Plication was studied in dogs and humans by Tretbar[4] in Kansas City. The weight loss at 6 and 12 months following surgery was half of what we observed after gastric bypass. The plication, with two rows of sutures, unfolded. Tretbar decided that a long lesser curvature gastroplasty without any reinforcement of the outlet would provide what plication had failed to provide. Wilkinson[5] wrapped the stomach plication with cloth, which prevented unwrapping. I do not know the composition of the “cloth,” but it caused adhesions. These efforts were reported at our annual Iowa City Workshops, which began in 1976. As for the metabolic/hormonal changes, restriction operations do not cause hypertonic contents to reach the jejunum. There is no flush and no secretion of GLP-1. Therefore, they resolve T2D only to the extent that they reduce food intake and are effective in reducing weight. In retrospect, Billroth II gastrectomy since 1885 has prevented and cured T2D with dumping. We finally recognized the mechanism in 1998. What we must do now is spread the knowledge provided by J. J. Holst and many others[6] about GLP-1 and the need for low-cost glucose mimetics that can be provided for a billion people who either have T2D or have levels of glucose and insulin that can cause irreversible complications even before a diagnosis of diabetes is made.

1.    Sjöström L, Narbo K, Sjöström CD, et al. Effects of bariatric surgery on mortality in Swedish obese subjects. N Eng J Med. 2007;357:741–752.
2.    Jamieson AC. Determinants of weight loss after gastroplasty. In: Mason E, guest editor; Nyhus LM, editor-in-chief. Surgical Treatment of Morbid Obesity. Vol. 9. Philadelphia: JB Lippincott; 1992:290–297.
3.    Long M, Lindsey M. Development of long vertical gastroplasty. In: Mason E, guest editor; Nyhus LM, editor-in-chief. Surgical Treatment of Morbid Obesity. Vol. 9. Philadelphia: JB Lippincott; 1992;266–275.
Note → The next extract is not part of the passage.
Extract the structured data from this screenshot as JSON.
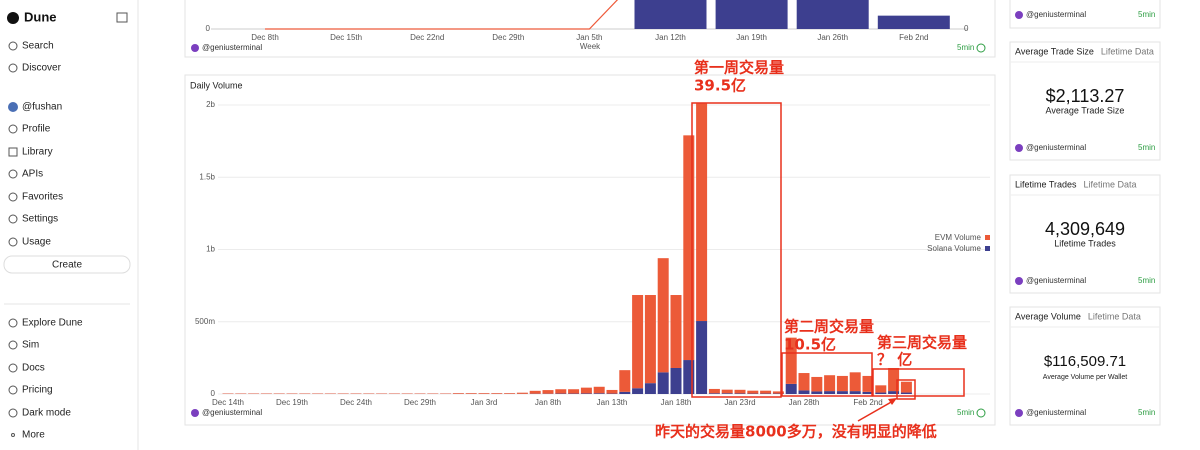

4.    Tretbar LL,Taylor TT, Sifers EC. Weight reduction, gastric plication for morbid obesity. J Kansas Medical Society. 1976;77:488.
5.    Curley SA, Weaver W, Wilkinson LH, Demarest GB. Late complications after gastric reservoir reduction with external wrap. Arch Surg. 1987;122:781–783.
6.    Miholic J, Orskov C, Holst JJ, et al. Emptying of the gastric substitute, glucagon-like peptide-1 (GLP-1), and reactive hypoglycemia after total gastrectomy. Dig Dis Sci. 1991;36(10):1361–1370.